Antes da intervenção, as respostas à quantidade de adubo e corretivo colocados no solo eram baixíssimas. Algo não estava certo. “Colocava-se uma tonelada de calcário por hectare e nada acontecia”, comenta Kappel. O presidente da Associação Rural, Pedro Carpenedo, chegou a comprar um aparelho para medir o pH do solo, no entanto, não se chegava a conclusões claras. Com o apoio do professor José Germano Stammil surgiu a alternativa de enviar os solos para análise na UFRGS. Um caminhão com mais de 1 mil amostras de solo para análise foi enviado à Porto Alegre. No laboratório chegou-se à conclusão de que eram necessárias em média seis toneladas de calcário por hectare – e não uma como vinha sendo recomendado. Em alguns casos chegou-se a usar até 15 toneladas por hectare. “Eu lembro que eu ainda era criança na época e cheguei a segurar o saquinho onde o pai colocou a terra para enviar para a análise, na década de 60. Com o resultado, foi necessário colocar cinco toneladas de calcário, assim, nós que plantávamos mandioca passamos a cultivar também milho e soja”, conta Fábio Scalco, filho de produtores rurais, que em 1979 assumiu o desafio de ser extensionista da Ascar, onde permaneceu até 2015, sem nunca deixar de lado o trabalho com o campo.

O apoio do Banco do Brasil neste processo foi fundamental, pois passou a considerar a primeira aplicação de calcário e fertilizantes como investimento, com prazo de pagamento de três a cinco anos, e as posteriores eram consideradas custeio.  Um ensaio inicial foi feito em 12 propriedades avançando mais tarde para toda a região.

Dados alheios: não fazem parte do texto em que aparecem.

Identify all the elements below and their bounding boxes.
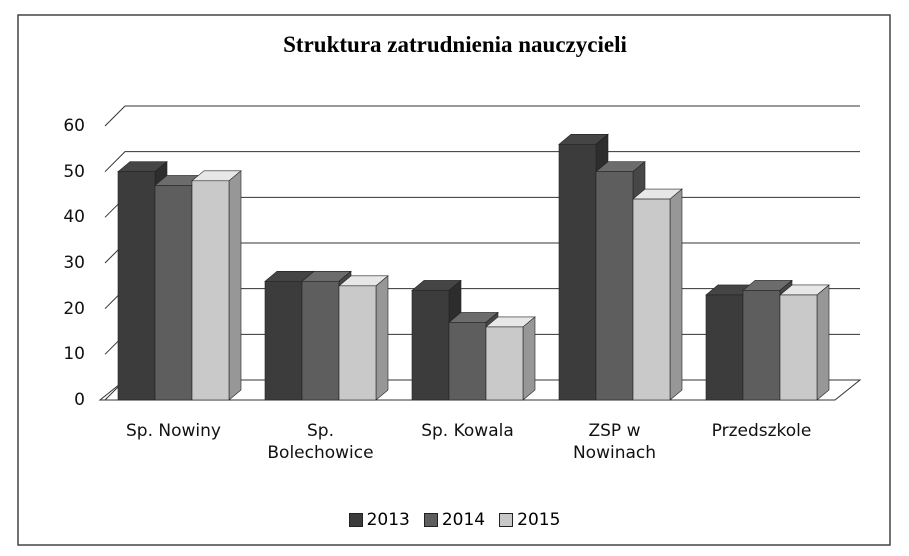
legend-label: 2013 — [366, 510, 410, 530]
x-tick-label: Sp. Bolechowice — [267, 421, 374, 463]
legend-item: 2015 — [499, 510, 560, 530]
bar — [779, 294, 818, 401]
bar — [742, 290, 781, 401]
y-tick-label: 20 — [63, 298, 85, 319]
y-tick-label: 60 — [63, 116, 85, 136]
legend-swatch — [348, 513, 363, 527]
bar — [154, 185, 193, 401]
bar — [558, 143, 597, 401]
legend-swatch — [423, 513, 438, 527]
bar — [595, 171, 634, 401]
bar-side — [669, 188, 683, 401]
legend-swatch — [499, 513, 514, 527]
y-tick-label: 50 — [63, 161, 85, 182]
bar — [191, 180, 230, 401]
legend-item: 2014 — [423, 510, 486, 530]
legend-label: 2014 — [441, 510, 486, 530]
x-tick-label: Sp. Nowiny — [126, 421, 221, 441]
bar — [264, 280, 303, 401]
bar — [301, 280, 340, 401]
y-tick-label: 40 — [63, 207, 85, 228]
x-tick-label: Przedszkole — [711, 421, 812, 441]
grid-line — [104, 151, 860, 173]
bar-side — [228, 170, 242, 401]
bar — [448, 322, 487, 401]
bar — [705, 294, 744, 401]
bar — [632, 198, 671, 401]
bar — [411, 290, 450, 401]
x-tick-label: ZSP w Nowinach — [572, 421, 657, 463]
bar-side — [522, 316, 536, 401]
grid-line — [104, 105, 860, 127]
bar — [485, 326, 524, 401]
y-tick-label: 0 — [74, 390, 85, 410]
y-tick-label: 10 — [63, 344, 85, 365]
bar — [117, 171, 156, 401]
x-tick-label: Sp. Kowala — [421, 421, 514, 441]
legend: 2013 2014 2015 — [0, 510, 909, 530]
bar-side — [816, 284, 830, 401]
bar-side — [375, 275, 389, 401]
y-tick-label: 30 — [63, 253, 85, 273]
legend-item: 2013 — [348, 510, 410, 530]
bar — [338, 285, 377, 401]
chart-title: Struktura zatrudnienia nauczycieli — [283, 32, 627, 57]
legend-label: 2015 — [517, 510, 561, 530]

Além da aplicação de calcário foram adotadas outras medidas como o destocamento, implantação de curvas de nível e, mais tarde, o terraceamento.  Em regiões de muita pedra, passaram a ser feitos terraços com as mesmas, como por exemplo, em Três Passos.  Na terra vermelha, como em Santo Ãngelo, passaram a surgir os terraços tradicionais.

Protagonistas da Operação Tatu

Citar nomes sempre é difícil. Mas na região de Santa Rosa há alguns protagonistas que podem ser destacados nos primórdios da Operação. Entre eles, os pesquisadores da Universidade de Wisconsin John Murdock e Marvin Beaty, os professores de Agronomia da UFRGS José Germano Stammel, Egon Klant e João Mielniczuk; agrônomo do Escritório Regional da Ascar Paulo Sérgio Kappel; e o presidente da Associação Rural de Santa Rosa, na época, Pedro Carpenedo. Também apoiaram na área de crédito o presidente do Banco do Brasil Nestor Jost e o diretor da área rural do Banco Central Ari Burger.

Os resultados da Operação Tatu na fertilidade do solo e na guinada econômica motivou a continuidade do trabalho com solos que foi avançando de acordo com as necessidades de cada década.

A Operação Tatu e a evolução do trabalho com solos são sinônimo do desenvolvimento da região, refletindo em um cenário de organização social e crescimento econômico, bem como nas perspectivas futuras de sustentabilidade no meio rural.